Despite the impressive gains this year, we believe DVN stock is still undervalued and has plenty of room to escalate. A rally to $100 per share in the long term seems plausible from here, with the firm producing significant free cash flows.
Interestingly, DVN stock has a ‘Perfect 10’ Smart Scoreindicating high potential for the stock to outperform the market, going forward.
Strong Third-Quarter Showing
Devon Energy delivered another stellar quarter despite the dividend drop, negatively impacting investor sentiment. It was a strong showing, given the pullback in oil prices. The third quarter was the seventh straight quarter in which it beat earnings estimates. Revenues improved by roughly 57% from the prior-year period, beating estimates by $618 million. Moreover, its non-GAAP earnings per share beat estimates by six cents. Although it wasn’t the triple-digit revenue bump the firm had been experiencing in the past five quarters, the results were still impressive.
Perhaps what sparked a post-earnings sell-off in its stock was its announcement of a $1.35 dividend per share, a slight decline compared to previous quarters. Nevertheless, the firm’s dividend yield is still at an incredible 8%.
Its cash flow performance is more noteworthy, considering it recently set a record of $1.5 billion in free cash flow in its most recent quarter. Its forward free cash flow yield, based on 2022 estimates, is 14%, which indicates the company’s financial prowess. Operating cash flows shot up 32% from the same period last year to $2.1 billion. The gusher of cash flows is naturally due to higher oil prices, which should continue to positively impact the firm’s bottom line.
In recent years, Devon Energy has made a concerted effort to focus on its core strengths and build a more streamlined and efficient company. As part of this process, the company has sold off non-core assets and reinvested the proceeds into high-potential areas. Devon Energy has also been an active acquirer, spending more than $2 billion in cash on bolt-on acquisitions that have further strengthened its position. We expect the company to continue to add bolt-on acquisitions and look for other opportunities to increase performance levels.

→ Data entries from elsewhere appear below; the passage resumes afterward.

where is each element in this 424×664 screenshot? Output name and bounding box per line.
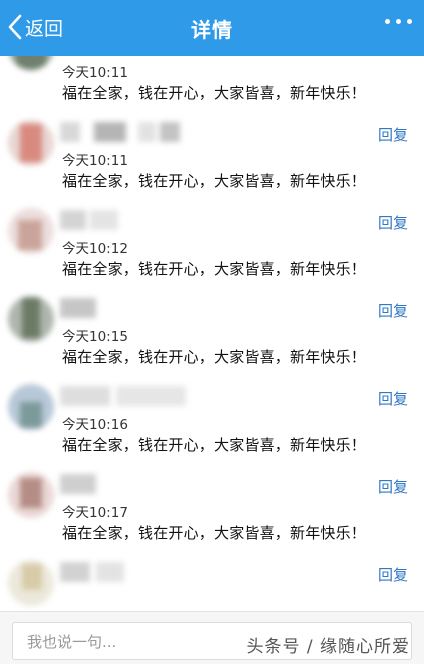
comment-time: 今天10:11 xyxy=(62,153,128,169)
avatar[interactable] xyxy=(8,296,54,342)
more-dots-icon[interactable] xyxy=(385,19,412,24)
reply-button[interactable]: 回复 xyxy=(378,476,408,497)
avatar[interactable] xyxy=(8,208,54,254)
comment-input-bar: 我也说一句... 头条号 / 缘随心所爱 xyxy=(0,611,424,664)
comment-text: 福在全家，钱在开心，大家皆喜，新年快乐！ xyxy=(62,436,367,454)
page-title: 详情 xyxy=(191,18,233,42)
reply-button[interactable]: 回复 xyxy=(378,124,408,145)
comment-item: 回复 今天10:17 福在全家，钱在开心，大家皆喜，新年快乐！ xyxy=(0,472,424,560)
comment-time: 今天10:12 xyxy=(62,241,128,257)
comment-item: 今天10:11 福在全家，钱在开心，大家皆喜，新年快乐！ xyxy=(0,56,424,112)
username-blurred xyxy=(60,562,130,582)
username-blurred xyxy=(60,298,100,318)
username-blurred xyxy=(60,122,200,142)
comment-text: 福在全家，钱在开心，大家皆喜，新年快乐！ xyxy=(62,84,367,102)
comment-text: 福在全家，钱在开心，大家皆喜，新年快乐！ xyxy=(62,524,367,542)
avatar[interactable] xyxy=(8,560,54,606)
comment-list: 今天10:11 福在全家，钱在开心，大家皆喜，新年快乐！ 回复 今天10:11 … xyxy=(0,56,424,611)
reply-button[interactable]: 回复 xyxy=(378,212,408,233)
comment-time: 今天10:17 xyxy=(62,505,128,521)
nav-bar: 返回 详情 xyxy=(0,0,424,56)
comment-text: 福在全家，钱在开心，大家皆喜，新年快乐！ xyxy=(62,348,367,366)
reply-button[interactable]: 回复 xyxy=(378,300,408,321)
comment-item: 回复 今天10:15 福在全家，钱在开心，大家皆喜，新年快乐！ xyxy=(0,296,424,384)
watermark-text: 头条号 / 缘随心所爱 xyxy=(246,637,410,657)
avatar[interactable] xyxy=(8,472,54,518)
username-blurred xyxy=(60,210,120,230)
avatar[interactable] xyxy=(8,120,54,166)
reply-button[interactable]: 回复 xyxy=(378,564,408,585)
comment-item: 回复 xyxy=(0,560,424,611)
comment-text: 福在全家，钱在开心，大家皆喜，新年快乐！ xyxy=(62,260,367,278)
avatar[interactable] xyxy=(8,56,54,70)
comment-item: 回复 今天10:16 福在全家，钱在开心，大家皆喜，新年快乐！ xyxy=(0,384,424,472)
comment-item: 回复 今天10:12 福在全家，钱在开心，大家皆喜，新年快乐！ xyxy=(0,208,424,296)
reply-button[interactable]: 回复 xyxy=(378,388,408,409)
comment-item: 回复 今天10:11 福在全家，钱在开心，大家皆喜，新年快乐！ xyxy=(0,120,424,208)
username-blurred xyxy=(60,386,200,406)
comment-time: 今天10:15 xyxy=(62,329,128,345)
avatar[interactable] xyxy=(8,384,54,430)
comment-time: 今天10:16 xyxy=(62,417,128,433)
comment-text: 福在全家，钱在开心，大家皆喜，新年快乐！ xyxy=(62,172,367,190)
comment-time: 今天10:11 xyxy=(62,65,128,81)
username-blurred xyxy=(60,474,100,494)
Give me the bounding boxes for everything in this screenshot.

Is DVN Stock a Buy, According to Analysts?
Turning to Wall Street, DVN stock maintains a Moderate Buy consensus rating. Out of 14 total analyst ratings, eight Buys, six Holds, and zero Sell ratings were assigned over the past three months.
The average DVN price target is $82.93, implying 21.2% upside potential. Analyst price targets range from a low of $67 per share to a high of $100 per share.
The Bottom Line on DVN Stock
Devon Energy is an industry-leading oil producer with much success in recent years. The company’s earnings depend on the price of oil, which can be very volatile and difficult to predict. However, oil prices can likely sustain themselves in the next few quarters. A large part of it is because of OPEC’s production cuts, which are expected to get even deeper in the coming months. The European region is scrambling to source the majority of its energy supplies away from Russia, which is likely to come at a major cost. OPEC and its allies are likely to limit supply further amid a faltering oil market. Hence, oil prices should remain high for the foreseeable future with a weakening supply.
Given the firm’s strong earnings performance and the outlook for higher oil prices, we expect the stock to trade above the $100 per share mark in the not-so-distant future.
Devon Energy has consistently performed well and generated a significant return for investors. The company’s strong financial performance and proven track record make it a relatively safe bet for long-term growth. Given the current inflationary environment, Devon Energy looks like an attractive option.